Cette prise de parole a aussi replacé la prescription parmi les principales questions juridiques. Le Monde relève que certaines plaintes visant le chanteur pourraient ne pas permettre de poursuites en raison de leur ancienneté. Corinne Herrmann, avocate de Flavie Flament, a toutefois estimé auprès du quotidien que la prescription n’était pas nécessairement acquise et que l’instruction devait le déterminer.

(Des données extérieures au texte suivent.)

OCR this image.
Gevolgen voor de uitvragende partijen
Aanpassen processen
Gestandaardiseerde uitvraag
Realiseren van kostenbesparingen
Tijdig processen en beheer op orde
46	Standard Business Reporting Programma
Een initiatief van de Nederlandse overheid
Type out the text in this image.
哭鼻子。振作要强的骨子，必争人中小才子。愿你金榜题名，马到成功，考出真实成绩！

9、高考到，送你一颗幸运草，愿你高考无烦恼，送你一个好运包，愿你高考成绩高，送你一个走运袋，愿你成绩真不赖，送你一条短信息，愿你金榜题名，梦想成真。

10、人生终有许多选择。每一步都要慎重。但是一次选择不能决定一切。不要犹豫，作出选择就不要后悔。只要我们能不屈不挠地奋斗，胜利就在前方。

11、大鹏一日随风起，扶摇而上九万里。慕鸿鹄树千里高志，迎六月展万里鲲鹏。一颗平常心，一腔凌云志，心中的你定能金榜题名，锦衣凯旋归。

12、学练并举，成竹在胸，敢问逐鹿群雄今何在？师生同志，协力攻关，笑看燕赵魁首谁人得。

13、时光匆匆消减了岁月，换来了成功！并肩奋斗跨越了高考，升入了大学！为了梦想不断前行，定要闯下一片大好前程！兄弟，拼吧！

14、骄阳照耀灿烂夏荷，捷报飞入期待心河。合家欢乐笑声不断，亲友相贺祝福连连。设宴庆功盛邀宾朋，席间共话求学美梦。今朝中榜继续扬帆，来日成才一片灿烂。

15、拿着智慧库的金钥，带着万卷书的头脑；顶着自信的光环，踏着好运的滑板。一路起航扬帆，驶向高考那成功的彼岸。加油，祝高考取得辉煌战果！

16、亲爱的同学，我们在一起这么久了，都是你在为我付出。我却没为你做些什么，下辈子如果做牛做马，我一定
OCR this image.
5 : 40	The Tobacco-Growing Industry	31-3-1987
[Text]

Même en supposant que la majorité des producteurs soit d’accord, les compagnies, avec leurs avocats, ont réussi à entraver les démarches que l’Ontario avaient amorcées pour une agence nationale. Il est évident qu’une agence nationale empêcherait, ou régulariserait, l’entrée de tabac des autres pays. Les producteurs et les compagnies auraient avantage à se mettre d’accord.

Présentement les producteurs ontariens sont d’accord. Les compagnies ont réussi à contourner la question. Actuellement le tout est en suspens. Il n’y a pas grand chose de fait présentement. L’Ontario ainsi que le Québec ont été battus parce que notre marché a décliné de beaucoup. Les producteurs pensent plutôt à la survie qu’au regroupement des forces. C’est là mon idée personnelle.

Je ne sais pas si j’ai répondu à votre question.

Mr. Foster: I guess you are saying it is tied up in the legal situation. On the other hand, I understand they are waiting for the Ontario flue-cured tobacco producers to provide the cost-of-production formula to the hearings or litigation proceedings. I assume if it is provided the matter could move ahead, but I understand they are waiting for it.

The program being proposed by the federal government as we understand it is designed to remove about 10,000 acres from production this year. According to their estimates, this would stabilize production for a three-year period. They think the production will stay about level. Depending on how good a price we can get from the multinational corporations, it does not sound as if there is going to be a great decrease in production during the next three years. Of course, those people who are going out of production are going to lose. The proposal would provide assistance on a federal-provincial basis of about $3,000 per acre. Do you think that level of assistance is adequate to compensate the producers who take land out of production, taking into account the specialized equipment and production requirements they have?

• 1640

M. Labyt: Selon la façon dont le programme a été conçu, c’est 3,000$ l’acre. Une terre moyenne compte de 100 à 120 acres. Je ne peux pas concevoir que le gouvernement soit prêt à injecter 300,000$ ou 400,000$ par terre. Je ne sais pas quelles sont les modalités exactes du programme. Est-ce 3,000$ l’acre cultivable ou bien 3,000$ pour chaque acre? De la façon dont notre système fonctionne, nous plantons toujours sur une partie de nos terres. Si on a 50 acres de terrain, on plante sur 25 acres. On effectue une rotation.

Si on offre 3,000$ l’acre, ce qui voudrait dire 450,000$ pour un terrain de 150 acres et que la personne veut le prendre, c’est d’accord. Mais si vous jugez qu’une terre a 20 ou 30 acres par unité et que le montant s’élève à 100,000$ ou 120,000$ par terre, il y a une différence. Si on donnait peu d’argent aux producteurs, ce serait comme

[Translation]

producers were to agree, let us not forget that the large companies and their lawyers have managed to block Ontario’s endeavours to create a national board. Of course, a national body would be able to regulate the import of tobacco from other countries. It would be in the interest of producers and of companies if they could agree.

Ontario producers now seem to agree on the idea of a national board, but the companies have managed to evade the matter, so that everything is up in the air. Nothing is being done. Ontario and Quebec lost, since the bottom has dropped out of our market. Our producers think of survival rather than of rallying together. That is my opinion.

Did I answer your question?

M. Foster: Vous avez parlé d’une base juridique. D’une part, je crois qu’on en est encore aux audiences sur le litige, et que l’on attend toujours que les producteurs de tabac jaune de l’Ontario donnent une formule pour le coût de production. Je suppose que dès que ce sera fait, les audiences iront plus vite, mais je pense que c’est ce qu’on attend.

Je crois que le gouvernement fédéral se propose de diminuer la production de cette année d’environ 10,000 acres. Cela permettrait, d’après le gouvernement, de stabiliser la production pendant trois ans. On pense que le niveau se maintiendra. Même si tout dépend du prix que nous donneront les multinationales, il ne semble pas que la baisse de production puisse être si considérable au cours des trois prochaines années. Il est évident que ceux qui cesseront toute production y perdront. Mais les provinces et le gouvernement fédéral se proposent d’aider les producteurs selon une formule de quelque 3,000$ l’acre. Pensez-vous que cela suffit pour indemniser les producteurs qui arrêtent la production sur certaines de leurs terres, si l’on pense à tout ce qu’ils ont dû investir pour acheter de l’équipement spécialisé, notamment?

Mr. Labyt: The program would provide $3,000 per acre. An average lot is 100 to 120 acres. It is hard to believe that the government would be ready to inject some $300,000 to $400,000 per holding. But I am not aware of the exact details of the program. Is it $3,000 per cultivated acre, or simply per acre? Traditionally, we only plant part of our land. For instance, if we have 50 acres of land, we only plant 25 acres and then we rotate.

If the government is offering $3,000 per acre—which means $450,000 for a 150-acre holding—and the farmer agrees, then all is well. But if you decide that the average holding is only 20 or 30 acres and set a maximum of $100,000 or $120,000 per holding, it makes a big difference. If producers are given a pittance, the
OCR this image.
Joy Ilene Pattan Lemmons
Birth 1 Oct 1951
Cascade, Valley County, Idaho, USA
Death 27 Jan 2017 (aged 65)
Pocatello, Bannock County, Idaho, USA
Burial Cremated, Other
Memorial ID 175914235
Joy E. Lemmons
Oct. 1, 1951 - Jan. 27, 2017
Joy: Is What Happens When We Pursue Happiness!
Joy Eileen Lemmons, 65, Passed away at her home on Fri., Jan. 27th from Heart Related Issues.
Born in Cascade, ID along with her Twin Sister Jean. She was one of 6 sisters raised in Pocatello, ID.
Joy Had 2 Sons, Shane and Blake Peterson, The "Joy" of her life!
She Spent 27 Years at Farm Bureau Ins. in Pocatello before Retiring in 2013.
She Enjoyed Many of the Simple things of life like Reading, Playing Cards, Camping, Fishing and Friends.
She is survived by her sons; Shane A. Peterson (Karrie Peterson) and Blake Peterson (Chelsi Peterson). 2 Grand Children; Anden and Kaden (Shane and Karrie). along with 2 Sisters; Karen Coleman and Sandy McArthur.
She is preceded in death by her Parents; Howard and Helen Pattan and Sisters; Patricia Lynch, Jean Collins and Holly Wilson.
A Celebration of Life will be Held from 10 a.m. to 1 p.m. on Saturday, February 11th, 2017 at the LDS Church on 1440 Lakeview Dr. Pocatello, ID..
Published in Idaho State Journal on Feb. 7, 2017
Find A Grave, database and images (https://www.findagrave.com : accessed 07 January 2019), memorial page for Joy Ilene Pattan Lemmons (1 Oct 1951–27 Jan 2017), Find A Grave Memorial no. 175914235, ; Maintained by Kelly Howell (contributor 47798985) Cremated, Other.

Aucune échéance publique n’est actuellement connue pour la plainte de Flavie Flament. Les prochaines décisions devront préciser si une information judiciaire peut se poursuivre malgré l’ancienneté des faits allégués, quels actes d’enquête seront ordonnés et si Patrick Bruel sera entendu dans ce dossier particulier. Dans les quatre affaires où il est mis en examen, l’instruction doit également déterminer si les charges justifient un renvoi devant une juridiction de jugement ou un non-lieu.